Character in Irish mythology

Fúamnach, or Fuamnach, is Midir's first wife and a witch of the Tuatha Dé Danann in the medieval Irish text Tochmarc Étaíne ("The Wooing of Étaín"). The text describes her as being intelligent (gáeth), cunning (trebar) and "versed in the knowledge and power of the Túatha Dé Danand", explaining that her fosterfather had been the wizard druid Bresal Etarlám. She is said to be of the progeny (clann) of Béothach son of Iardanél, who is probably identical with Béothach son of Iarbonel, the father of the Túatha Dé Danann in the Lebor Gabála Érenn.

==Summary==

When Midir fell in love with Étaín and married her, Fúamnach got so jealous that she cast several spells on her as soon as the couple arrived in Midir's residence in Brí Léith:
- First, having welcomed the couple and having seated Étáin in the centre of the house, she struck her wand of scarlet rowan (cáerthann) on her, transforming her rival into a pool of water. When Étaín changed from being a pool to a worm and subsequently a beautiful scarlet fly (cuil corcrai), she joined Midir once more as his companion.
- Second, on a visit to Midir (escorted by Lug, the Dagdae and Ogmae), Fúamnach announced that she would drive Étaín away from him and employed a spell which she had learnt from her fosterfather: she conjured up a mighty wind which blew Étaín through the air for the duration of seven years, after which she came to Óengus (Mac Óc) in the Brug. He lovingly kept her with him in a specially designed, protective bower (grianán).
- Third, on discovering what had come of Étaín, Fúamnach deceived Mac Óc into coming to Brí Léith on the pretext that she desired to establish peace between them.
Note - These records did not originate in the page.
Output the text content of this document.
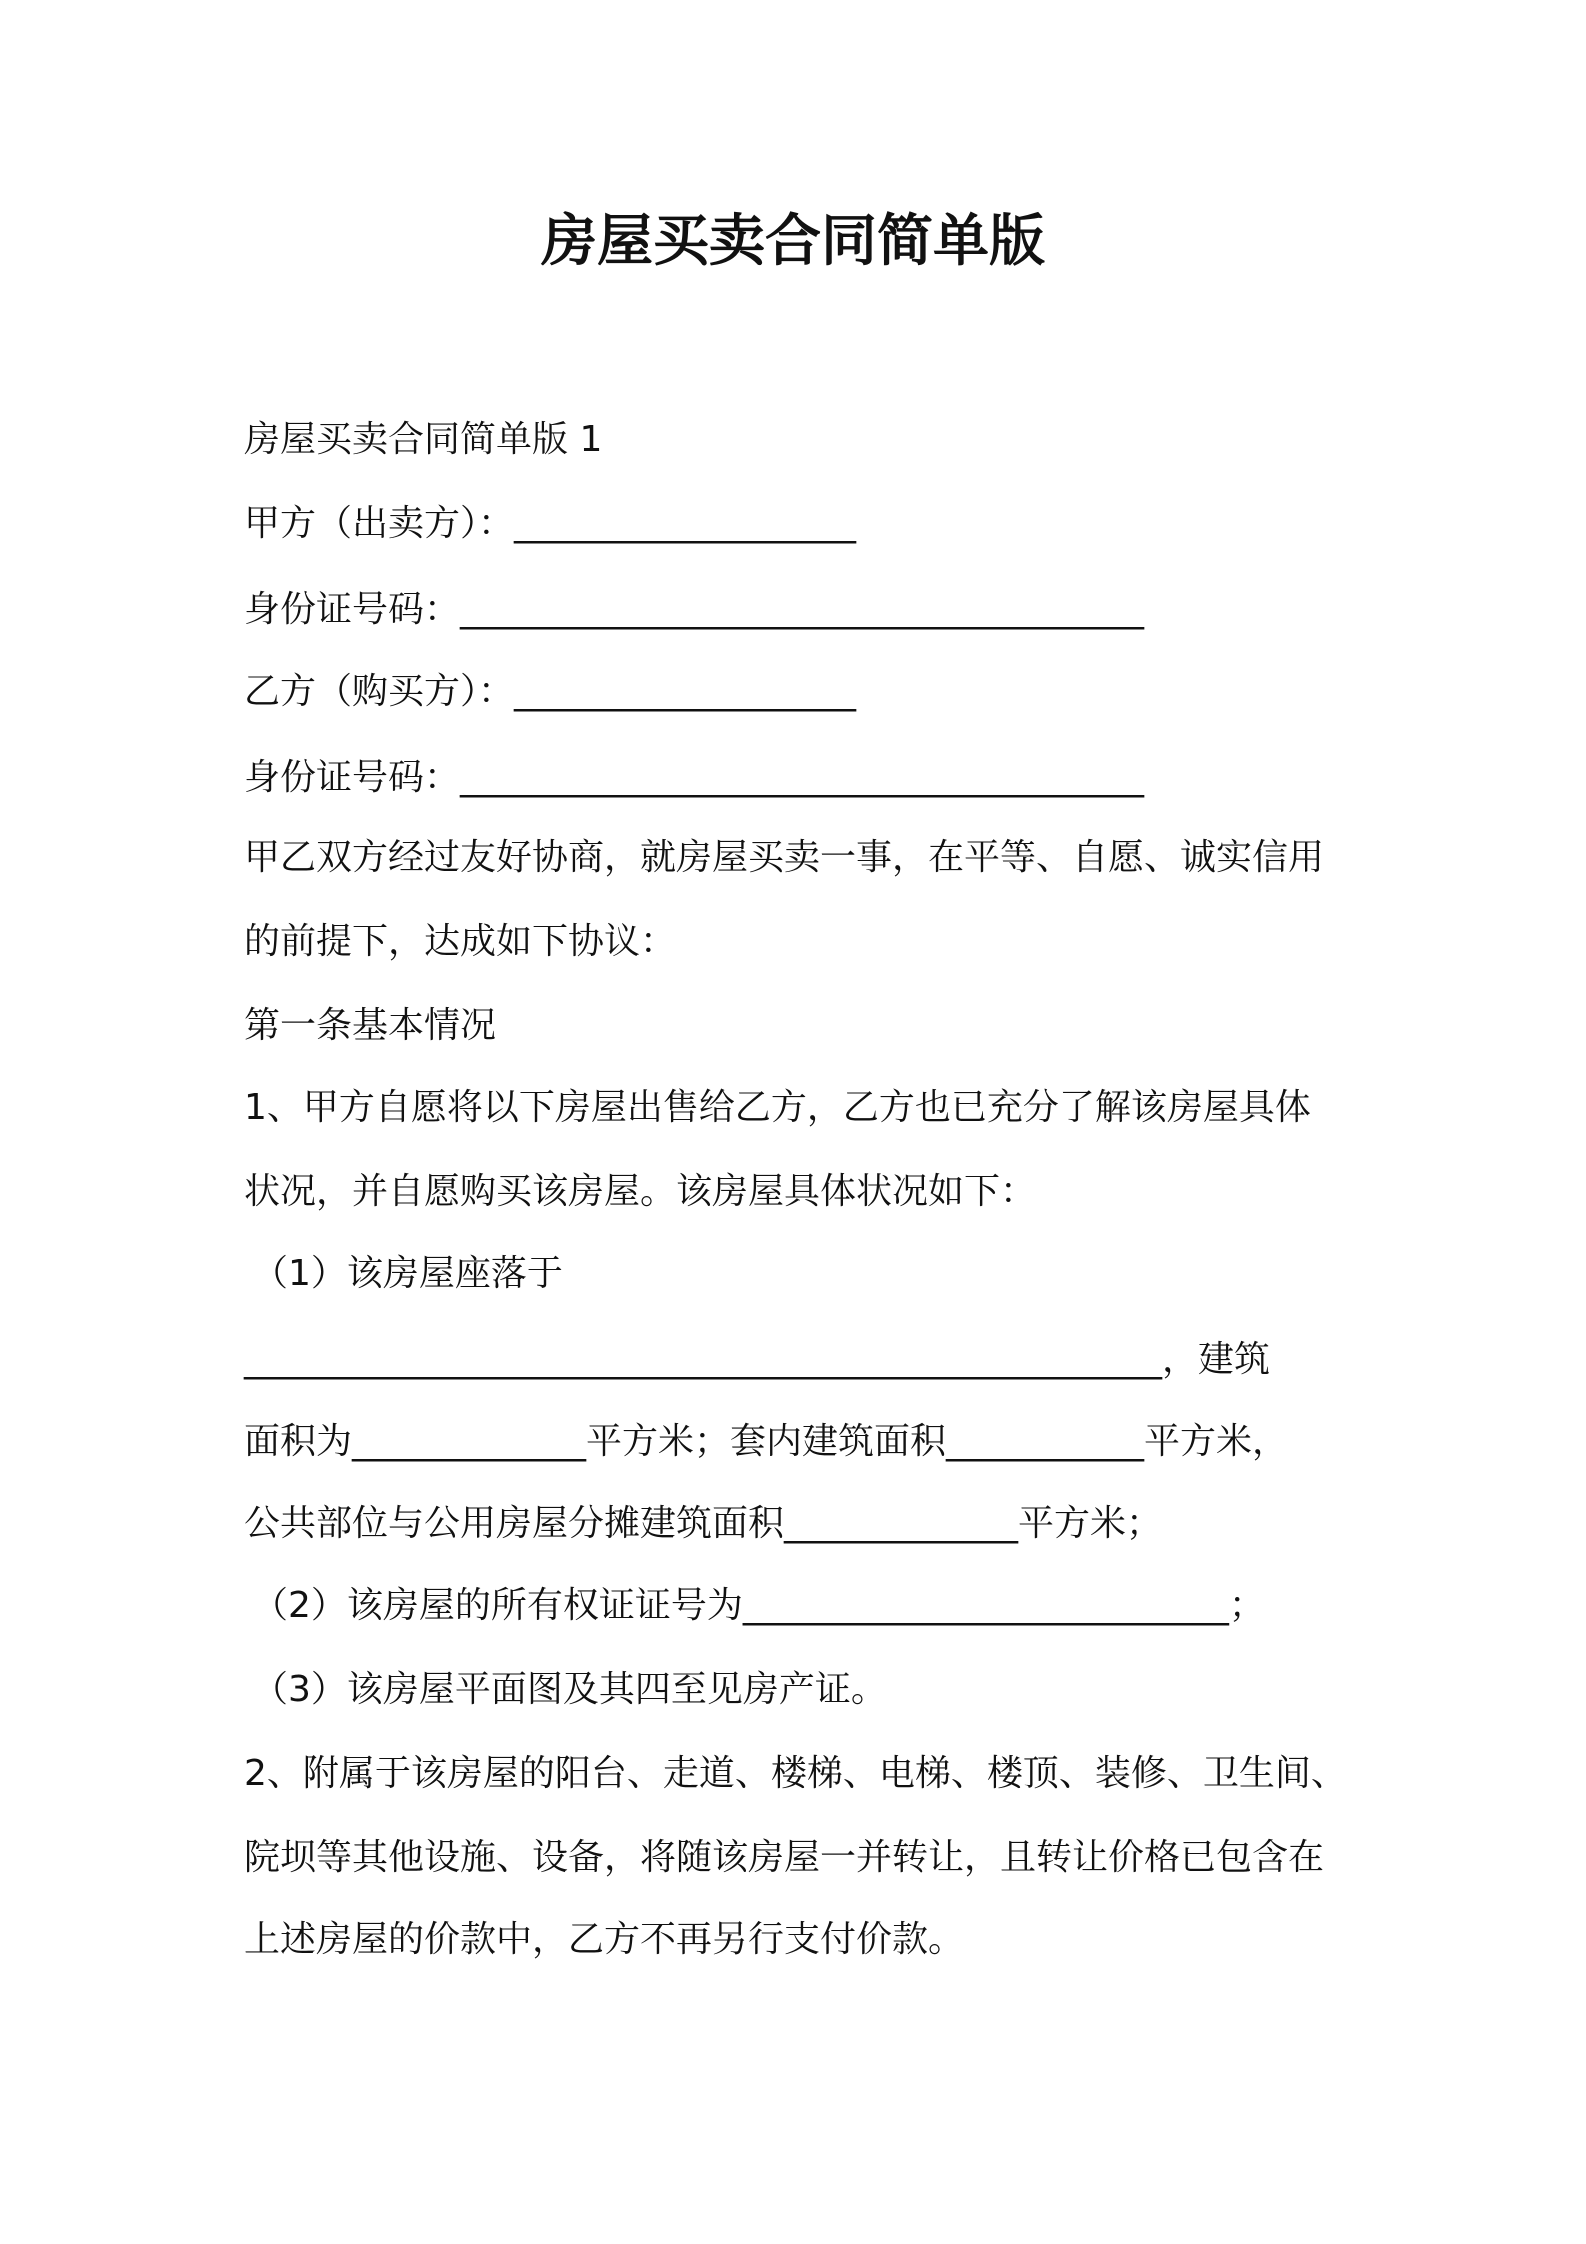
房屋买卖合同简单版
房屋买卖合同简单版 1
甲方（出卖方）：___________________
身份证号码：______________________________________
乙方（购买方）：___________________
身份证号码：______________________________________
甲乙双方经过友好协商，就房屋买卖一事，在平等、自愿、诚实信用
的前提下，达成如下协议：
第一条基本情况
1、甲方自愿将以下房屋出售给乙方，乙方也已充分了解该房屋具体
状况，并自愿购买该房屋。该房屋具体状况如下：
（1）该房屋座落于
___________________________________________________，建筑
面积为_____________平方米；套内建筑面积___________平方米，
公共部位与公用房屋分摊建筑面积_____________平方米；
（2）该房屋的所有权证证号为___________________________；
（3）该房屋平面图及其四至见房产证。
2、附属于该房屋的阳台、走道、楼梯、电梯、楼顶、装修、卫生间、
院坝等其他设施、设备，将随该房屋一并转让，且转让价格已包含在
上述房屋的价款中，乙方不再另行支付价款。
However, as Mac Óc was on his way, Fúamnach travelled to the Brug by an alternative route and conjured up yet another wind which forced Étaín to roam another seven years without setting foot on land. Étaín finally arrived at a house in Ulster, where she fell into the cup of the (anonymous) wife of the warrior Étar. As she emptied her cup, she swallowed Étaín and miraculously gave (re-)birth to Étaín as her own daughter (the tale goes on to say that Étaín grew up and met a mysterious horseman who had been looking for her).

Fúamnach did not live long to see the fruits of her work. When Mac Óc met Midir at Brí Léith, he discovered what deceptive scheme had led him there. Mac Óc followed Fúamnach's trail to the house of her fosterfather Bresal and there struck off her head, which he carried as a trophy back to the Brug.

==Name==
The name Fúamnach may be an adjective noun derived from fúaimm "noise, sound". To cite one example, the dindsenchas poem on Nás speaks of fáidiud find-gel fúamnach Fáil ("the lamentation of the fair-skinned vocal women of Fáil"). The form fúaimnech is also attested as a personal name for Fúaimnech, daughter of Conn Cétchathach, who appears in the legal tract Mellbretha.